What phases does the gait pattern consist of (diagnostically)?
The gait cycle (gait analysis) consists of about seven phases. Roughly speaking, we can divide this into two phases; the contact phase and the swing phase.
The contact phase (or; support phase)
Is the phase in which the entire body weight lands on one foot. The contact phase consists altogether for 60% of the gait cycle and starts when placing the heel on the ground (heel-strike). The contact phase ends at the moment, when the toes of the same foot come off the ground (toe-off). The outside of the foot will unwind during this phase, this occurs in the intermediate phase (midstance phase).
Landing The landing phase (shock absorption phase) starts at the moment, when the foot first makes contact with the ground. This is also called shock absorption, when the body exerts pressure on the front of the leg, the body's center of gravity is actually slowed down. During this phase, the knee bends (flexion pattern) and the foot turns inward (pronation). The total landing phase lasts from heel-strike to flop-flat.
The booth phase (mid-stance phase) lasts until the foot leaves the ground (heel-off). The sequence is as follows; (HS= heel strike, FF= foot flat, MS= mid stance, HO= heel-off and TO= toe-off).
During the state phase The function of the foot is to form a supporting surface, in this way the foot ensures that the entire body weight can be transferred over the foot (a sort of bridge idea).

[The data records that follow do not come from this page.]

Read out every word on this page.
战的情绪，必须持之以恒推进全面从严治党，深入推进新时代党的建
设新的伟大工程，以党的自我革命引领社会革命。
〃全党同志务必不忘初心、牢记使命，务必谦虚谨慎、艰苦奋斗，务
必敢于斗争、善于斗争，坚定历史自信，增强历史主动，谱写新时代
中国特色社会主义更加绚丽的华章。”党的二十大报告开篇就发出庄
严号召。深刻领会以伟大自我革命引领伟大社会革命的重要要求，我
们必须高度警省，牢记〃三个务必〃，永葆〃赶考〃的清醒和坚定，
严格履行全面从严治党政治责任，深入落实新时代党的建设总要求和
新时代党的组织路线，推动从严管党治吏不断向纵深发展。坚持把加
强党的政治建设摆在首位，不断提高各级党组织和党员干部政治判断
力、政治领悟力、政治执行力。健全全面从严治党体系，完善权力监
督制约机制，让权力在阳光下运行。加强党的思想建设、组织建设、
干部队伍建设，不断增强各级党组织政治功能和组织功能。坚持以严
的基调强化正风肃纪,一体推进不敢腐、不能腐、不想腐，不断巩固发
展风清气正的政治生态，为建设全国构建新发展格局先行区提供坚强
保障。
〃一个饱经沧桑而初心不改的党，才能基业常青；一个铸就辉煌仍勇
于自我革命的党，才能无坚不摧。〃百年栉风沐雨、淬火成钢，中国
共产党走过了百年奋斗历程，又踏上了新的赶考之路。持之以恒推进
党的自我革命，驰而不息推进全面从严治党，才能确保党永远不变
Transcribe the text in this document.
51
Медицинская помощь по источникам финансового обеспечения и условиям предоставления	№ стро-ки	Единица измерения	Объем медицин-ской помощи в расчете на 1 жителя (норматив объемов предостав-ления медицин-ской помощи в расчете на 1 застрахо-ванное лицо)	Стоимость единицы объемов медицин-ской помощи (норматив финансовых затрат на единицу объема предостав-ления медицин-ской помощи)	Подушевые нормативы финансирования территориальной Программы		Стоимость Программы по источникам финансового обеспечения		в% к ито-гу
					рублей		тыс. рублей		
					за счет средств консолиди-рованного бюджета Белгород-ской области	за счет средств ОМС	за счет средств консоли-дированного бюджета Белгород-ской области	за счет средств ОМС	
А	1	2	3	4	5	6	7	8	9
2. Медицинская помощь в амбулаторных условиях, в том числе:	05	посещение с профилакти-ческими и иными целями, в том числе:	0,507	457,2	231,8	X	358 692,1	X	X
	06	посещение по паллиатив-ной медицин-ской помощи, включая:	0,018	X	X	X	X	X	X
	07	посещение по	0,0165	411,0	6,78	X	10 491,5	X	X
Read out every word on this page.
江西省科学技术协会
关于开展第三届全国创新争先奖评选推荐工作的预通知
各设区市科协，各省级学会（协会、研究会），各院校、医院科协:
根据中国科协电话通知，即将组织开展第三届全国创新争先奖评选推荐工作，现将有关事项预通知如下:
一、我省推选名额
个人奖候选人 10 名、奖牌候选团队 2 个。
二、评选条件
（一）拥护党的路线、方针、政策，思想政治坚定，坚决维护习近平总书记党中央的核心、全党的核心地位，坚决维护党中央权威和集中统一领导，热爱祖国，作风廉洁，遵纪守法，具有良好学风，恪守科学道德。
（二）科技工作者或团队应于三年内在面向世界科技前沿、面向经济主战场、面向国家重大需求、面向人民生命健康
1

The marketing phase (push-off phase) lasts from heel-off to toe-off which is the last phase of the contact phase. During this phase, the foot has a leverage effect, which brings the foot upwards (dorsiflexion). If you do not have a leverage effect, it may indicate a neurological symptom (footdrop) or reduced function of the anterior muscles of the footlifters.
The swinging phase
After the contact phase, the swing phase this constitutes 40% of the gait cycle and is therefore shorter than the contact phase. The swing phase, starts at the moment the toe comes off the ground, when the support phase ends and is the period between the toe-off and the heel strike of the same foot. The swing phase, ends at the moment the foot makes contact with the ground again, where again a new running cycle starts.